Development Studies and PYAM Seminar: Uma Kothari 26.09.2018

Wednesday 26 September from 10-12 pm at Metsätalo, room 27

Encountering Europe Otherwise: On the road with postcolonial travellers

Uma Kothari

Professor of Migration and Postcolonial Studies, Global Development Institute, University of Manchester

Vice-Chancellors Fellow, School of Geography, University of Melbourne

With adventure, exploration and travel primarily conceived of as a Euro-American privilege, travellers in the past were identified as those who embarked on voyages motivated by imperial, educational and recreational imperatives. Empire tourism, a specific form of travel that emerged to enable western tourists to experience the landscapes and people written about by earlier travellers, subsequently fueled the production of colonial imaginaries about other people and places. These travel stories, along with academic accounts, have entrenched highly Eurocentric theories about tourism and travel. Drawing on an extended road trip from England to India undertaken by two non-European, Indian travellers in the 1950s this paper challenges this privileging of western tourists and dominant narratives of travel. It highlights the entangled relationships and connections that generated the encounters, experiences and understandings that emerged during their journey. The swirl of larger events and processes that conditioned their travel routes testify to a different era of globalisation in which distinctive connections were being sought and wrought while others were diminishing. As such, their trip, which took place in a specific geo-political and decolonising context, illuminates shifting colonial imaginaries and the forging of new postcolonial networks and their story foregrounds the neglect of non-western forms of mobility.
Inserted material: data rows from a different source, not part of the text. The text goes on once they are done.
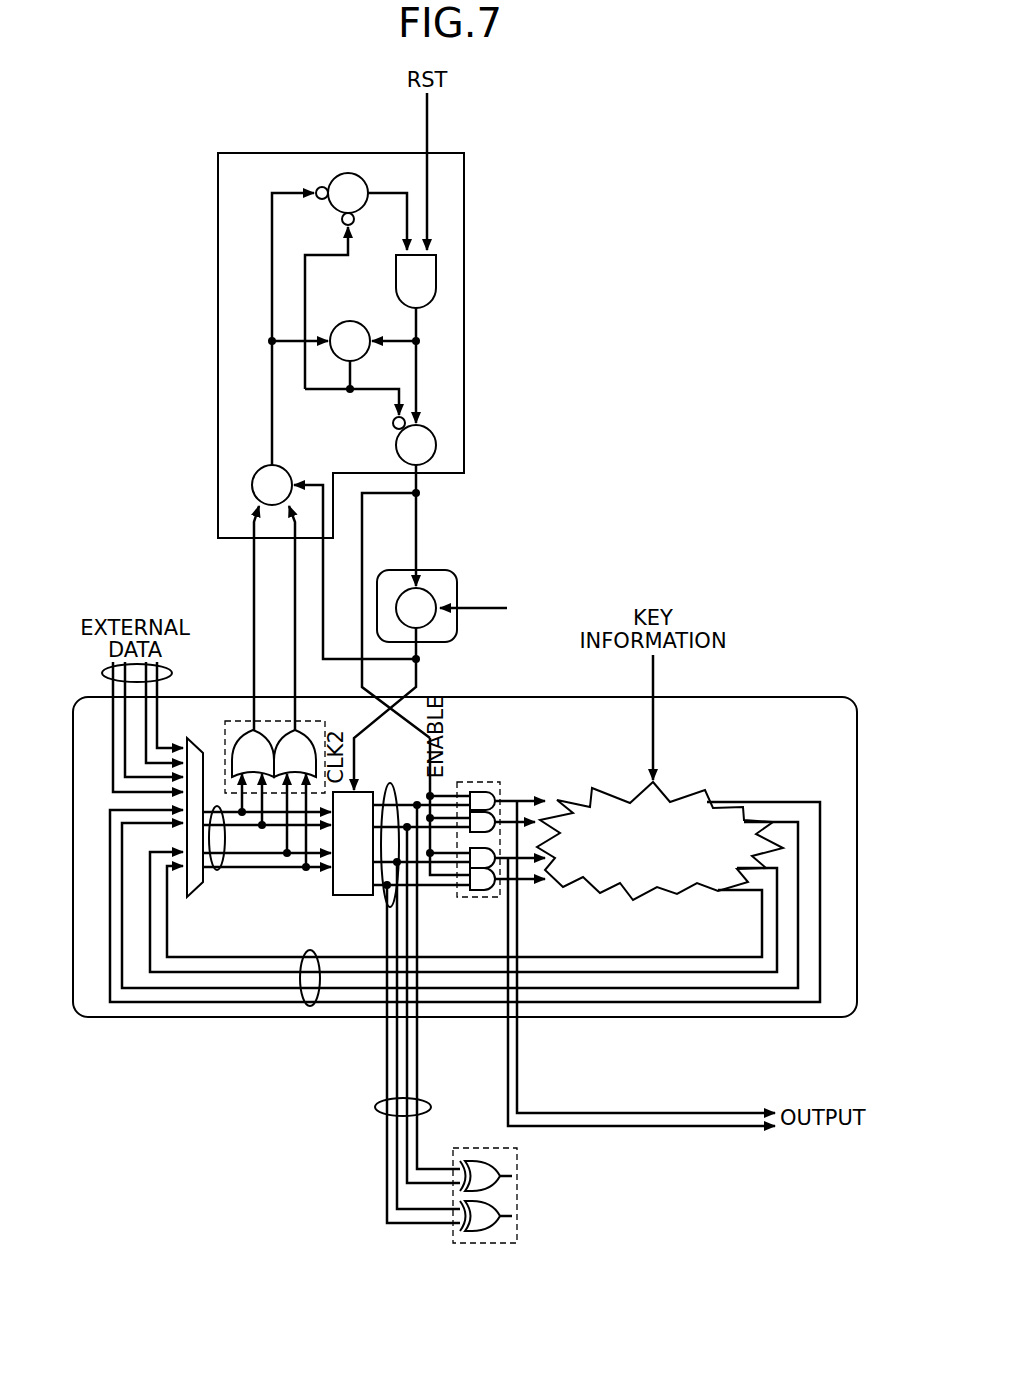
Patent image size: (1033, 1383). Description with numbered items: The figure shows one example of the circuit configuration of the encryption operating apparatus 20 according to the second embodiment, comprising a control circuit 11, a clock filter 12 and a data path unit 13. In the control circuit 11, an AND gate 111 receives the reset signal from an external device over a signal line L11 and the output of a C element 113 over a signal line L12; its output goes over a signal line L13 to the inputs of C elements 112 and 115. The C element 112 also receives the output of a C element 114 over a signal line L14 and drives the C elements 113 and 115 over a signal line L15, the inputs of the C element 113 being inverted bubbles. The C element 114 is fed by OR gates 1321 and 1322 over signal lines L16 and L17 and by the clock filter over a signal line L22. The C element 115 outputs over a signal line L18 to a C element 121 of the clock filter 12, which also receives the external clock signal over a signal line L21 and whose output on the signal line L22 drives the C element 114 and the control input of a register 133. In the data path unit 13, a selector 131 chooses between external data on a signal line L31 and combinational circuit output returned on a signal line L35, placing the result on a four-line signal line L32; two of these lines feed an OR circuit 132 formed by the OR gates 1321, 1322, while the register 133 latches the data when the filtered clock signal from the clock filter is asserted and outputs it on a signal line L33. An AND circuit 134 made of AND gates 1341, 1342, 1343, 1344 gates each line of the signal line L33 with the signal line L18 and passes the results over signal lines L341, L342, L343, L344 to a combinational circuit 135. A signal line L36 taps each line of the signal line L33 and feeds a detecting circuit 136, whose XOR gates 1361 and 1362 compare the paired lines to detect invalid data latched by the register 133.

The encryption operating apparatus 20 is at (677, 156).
The control circuit 11 is at (465, 233).
The AND gate 111 is at (437, 266).
The C element 112 is at (350, 321).
The C element 113 is at (348, 172).
The C element 114 is at (252, 488).
The C element 115 is at (433, 436).
The clock filter 12 is at (444, 572).
The C element 121 is at (438, 596).
The data path unit 13 is at (793, 697).
The selector 131 is at (187, 738).
The OR circuit 132 is at (274, 752).
The OR gate 1321 is at (254, 728).
The OR gate 1322 is at (300, 728).
The register 133 is at (333, 888).
The AND circuit 134 is at (482, 838).
The AND gate 1341 is at (492, 796).
The AND gate 1342 is at (496, 822).
The AND gate 1343 is at (462, 868).
The AND gate 1344 is at (487, 890).
The combinational circuit 135 is at (667, 793).
The detecting circuit 136 is at (515, 1169).
The XOR gate 1361 is at (500, 1163).
The XOR gate 1362 is at (500, 1204).
The signal line L11 is at (428, 112).
The signal line L12 is at (390, 192).
The signal line L13 is at (420, 320).
The signal line L14 is at (272, 392).
The signal line L15 is at (353, 372).
The signal line L16 is at (254, 566).
The signal line L17 is at (295, 600).
The signal line L18 is at (420, 490).
The signal line L21 is at (488, 604).
The signal line L22 is at (420, 652).
The signal line L31 is at (100, 674).
The signal line L32 is at (221, 870).
The signal line L33 is at (388, 906).
The signal line L341 is at (542, 803).
The signal line L342 is at (536, 820).
The signal line L343 is at (527, 862).
The signal line L344 is at (522, 882).
The signal line L35 is at (313, 1007).
The signal line L36 is at (378, 1108).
Uma Kothari is Professor of Migration and Postcolonial Studies in the Global Development Institute, University of Manchester. She is the co-founder of the Manchester Migration Lab and is currently Vice-Chancellor’s Fellow at the University of Melbourne. She is the principal investigator on an ESRC funded project on Environmental Violence and Everyday Lives and her current work includes research on Visual Solidarity and Everyday Humanitarianism and A Cultural History of the Mission to Seafarers. She has published numerous articles and her books include Participation: the new tyranny?,  Development Theory and Practice: critical perspectives, and A Radical History of Development Studies. She is co-editor of the Frontiers of Development book series published by Oxford University Press and is the Vice President of the European Association of Development. She is on the advisory board of In Place of War, a support system for community artistic, creative and cultural organisations in places of conflict and a Fellow of the Academy of Social Sciences. She was conferred the Royal Geographical Society’s Busk Medal for her contributions to research on global development.